Edna Ferber
Biography
Perhaps less well-known today than in her own time, Edna Ferber was a prolific writer. Her works include twelve novels and eight plays, a selection of novellas and short stories, and two autobiographies. Today, however, her works are largely remembered for their film or stage adaptations.
Ferber was born in 1885 in Kalamazoo, Michigan to Jewish parents who operated a general store. As business faltered, they moved among Chicago, Iowa, and Wisconsin. In her travels, she experienced extremes in how she was treated as a Jew. Unable to afford college, she begin writing by taking a job as a reporter, before turning to fiction and leaving her family for New York City.
Her career first took off in 1911 with a series of stories about Emma McChesney, a successful businesswoman. It was the first time a character like this was depicted in popular American literature. She would continue to write these stories throughout her career and they helped earn her praise as the best female American novelist.
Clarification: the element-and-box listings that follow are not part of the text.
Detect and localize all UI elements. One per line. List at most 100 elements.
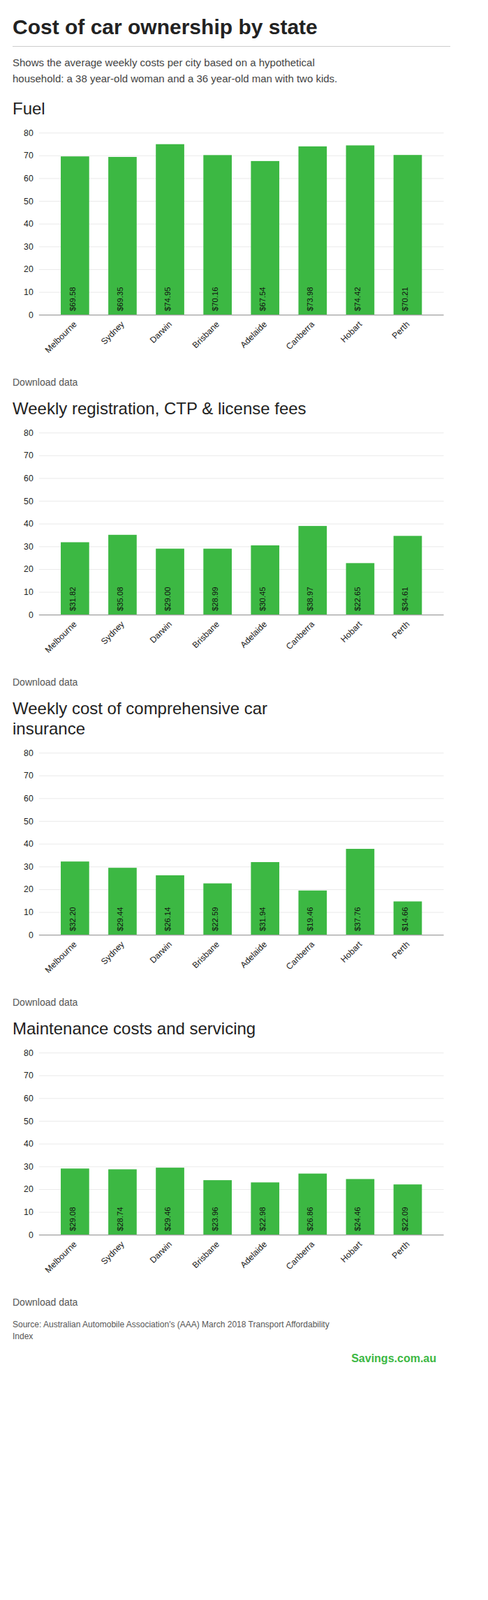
svg-text:Adelaide: Adelaide xyxy=(238,940,269,972)
svg-text:Perth: Perth xyxy=(390,319,412,342)
svg-text:$34.61: $34.61 xyxy=(400,587,410,612)
svg-text:Adelaide: Adelaide xyxy=(238,319,269,351)
svg-text:0: 0 xyxy=(28,931,34,942)
svg-text:$67.54: $67.54 xyxy=(258,286,267,312)
svg-text:10: 10 xyxy=(23,587,34,598)
svg-text:$74.42: $74.42 xyxy=(353,286,362,312)
svg-text:$31.82: $31.82 xyxy=(68,587,77,612)
svg-text:Hobart: Hobart xyxy=(338,619,364,645)
svg-text:10: 10 xyxy=(23,908,34,919)
svg-text:10: 10 xyxy=(23,287,34,298)
svg-text:Darwin: Darwin xyxy=(148,940,174,967)
svg-text:30: 30 xyxy=(23,1163,34,1173)
svg-text:$26.86: $26.86 xyxy=(305,1207,315,1233)
svg-text:20: 20 xyxy=(23,564,34,575)
svg-text:$74.95: $74.95 xyxy=(163,286,172,312)
svg-text:$70.16: $70.16 xyxy=(210,286,220,312)
svg-text:Sydney: Sydney xyxy=(99,1239,127,1268)
svg-text:Canberra: Canberra xyxy=(284,619,317,653)
svg-text:Sydney: Sydney xyxy=(99,939,127,967)
svg-text:80: 80 xyxy=(23,127,34,138)
svg-text:30: 30 xyxy=(23,862,34,873)
svg-text:10: 10 xyxy=(23,1208,34,1219)
svg-text:50: 50 xyxy=(23,496,34,507)
svg-text:20: 20 xyxy=(23,885,34,896)
svg-text:0: 0 xyxy=(28,309,34,320)
svg-text:$30.45: $30.45 xyxy=(258,587,267,612)
svg-text:Darwin: Darwin xyxy=(148,319,174,346)
svg-text:Hobart: Hobart xyxy=(338,1240,364,1266)
svg-text:80: 80 xyxy=(23,428,34,439)
svg-text:Melbourne: Melbourne xyxy=(43,619,79,656)
svg-text:$29.00: $29.00 xyxy=(163,587,172,612)
svg-text:$24.46: $24.46 xyxy=(353,1207,362,1233)
svg-text:Perth: Perth xyxy=(390,1240,412,1263)
svg-text:Canberra: Canberra xyxy=(284,940,317,973)
svg-text:30: 30 xyxy=(23,242,34,253)
svg-text:20: 20 xyxy=(23,1185,34,1196)
svg-text:50: 50 xyxy=(23,816,34,827)
svg-text:Brisbane: Brisbane xyxy=(190,1240,222,1272)
svg-text:$69.58: $69.58 xyxy=(68,286,77,312)
svg-text:40: 40 xyxy=(23,519,34,530)
svg-text:$14.66: $14.66 xyxy=(400,907,410,933)
svg-text:Adelaide: Adelaide xyxy=(238,619,269,651)
svg-text:Sydney: Sydney xyxy=(99,619,127,647)
svg-text:$37.76: $37.76 xyxy=(353,907,362,933)
svg-text:$28.99: $28.99 xyxy=(210,587,220,612)
svg-text:$29.46: $29.46 xyxy=(163,1207,172,1233)
svg-text:$38.97: $38.97 xyxy=(305,587,315,612)
svg-text:$23.96: $23.96 xyxy=(210,1207,220,1233)
svg-text:Melbourne: Melbourne xyxy=(43,940,79,976)
svg-text:30: 30 xyxy=(23,542,34,553)
svg-text:$22.65: $22.65 xyxy=(353,587,362,612)
svg-text:Darwin: Darwin xyxy=(148,619,174,646)
svg-text:$26.14: $26.14 xyxy=(163,907,172,933)
svg-text:60: 60 xyxy=(23,794,34,805)
svg-text:$22.09: $22.09 xyxy=(400,1207,410,1233)
svg-text:Sydney: Sydney xyxy=(99,319,127,347)
svg-text:50: 50 xyxy=(23,1117,34,1128)
svg-text:$29.08: $29.08 xyxy=(68,1207,77,1233)
svg-text:0: 0 xyxy=(28,610,34,621)
svg-text:Brisbane: Brisbane xyxy=(190,619,222,651)
svg-text:$69.35: $69.35 xyxy=(115,286,125,312)
svg-text:70: 70 xyxy=(23,150,34,161)
svg-text:40: 40 xyxy=(23,839,34,850)
svg-text:Hobart: Hobart xyxy=(338,319,364,345)
svg-text:Melbourne: Melbourne xyxy=(43,319,79,356)
svg-text:60: 60 xyxy=(23,173,34,184)
svg-text:Adelaide: Adelaide xyxy=(238,1240,269,1272)
svg-text:40: 40 xyxy=(23,219,34,229)
svg-text:70: 70 xyxy=(23,771,34,782)
svg-text:60: 60 xyxy=(23,474,34,484)
svg-text:$22.98: $22.98 xyxy=(258,1207,267,1233)
svg-text:Brisbane: Brisbane xyxy=(190,940,222,972)
svg-text:Darwin: Darwin xyxy=(148,1240,174,1267)
svg-text:$29.44: $29.44 xyxy=(115,907,125,933)
svg-text:$73.98: $73.98 xyxy=(305,286,315,312)
svg-text:50: 50 xyxy=(23,196,34,206)
svg-text:$70.21: $70.21 xyxy=(400,286,410,312)
svg-text:$22.59: $22.59 xyxy=(210,907,220,933)
svg-text:20: 20 xyxy=(23,264,34,275)
svg-text:70: 70 xyxy=(23,450,34,461)
svg-text:$19.46: $19.46 xyxy=(305,907,315,933)
svg-text:Melbourne: Melbourne xyxy=(43,1240,79,1277)
svg-text:80: 80 xyxy=(23,1049,34,1060)
svg-text:$28.74: $28.74 xyxy=(115,1207,125,1233)
svg-text:Canberra: Canberra xyxy=(284,319,317,352)
svg-text:$32.20: $32.20 xyxy=(68,907,77,933)
svg-text:0: 0 xyxy=(28,1231,34,1242)
svg-text:Perth: Perth xyxy=(390,940,412,963)
svg-text:$31.94: $31.94 xyxy=(258,907,267,933)
svg-text:Brisbane: Brisbane xyxy=(190,319,222,351)
svg-text:Canberra: Canberra xyxy=(284,1240,317,1273)
svg-text:Perth: Perth xyxy=(390,619,412,642)
svg-text:$35.08: $35.08 xyxy=(115,587,125,612)
svg-text:Hobart: Hobart xyxy=(338,939,364,965)
svg-text:60: 60 xyxy=(23,1094,34,1105)
svg-text:70: 70 xyxy=(23,1071,34,1082)
svg-text:40: 40 xyxy=(23,1140,34,1150)
svg-text:80: 80 xyxy=(23,749,34,759)
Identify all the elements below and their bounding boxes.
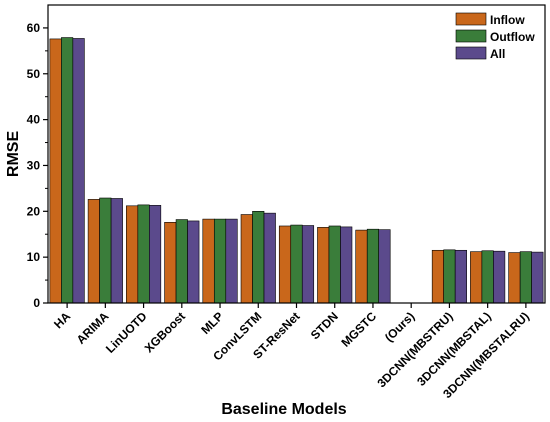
bar-inflow-4 [202,218,215,304]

But Ferber wished to pursue other forms of writing. In the 1920s, she entered into a partnership with George S. Kaufman, establishing her career as a playwright with works such as The Royal Family (1927) and Dinner at Eight (1932). Her novels were all best sellers, beginning with So Big, which sold 3 million copies and won a Pulitzer in 1924. Show Boat, written in 1926, was adapted into a film as well as a musical, still widely produced today. Ferber’s characters come from a variety of demographics –Jewish, African American, Native Americans – and she comments on how they are treated in American society. She has a reputation for strong female characters and trenchant criticism of the capitalist system.
Toward the end of her life, Ferber developed a nervous disorder, and the effects it had on her mental state can be seen in her second autobiography, A Kind of Magic. She died of stomach cancer in 1968.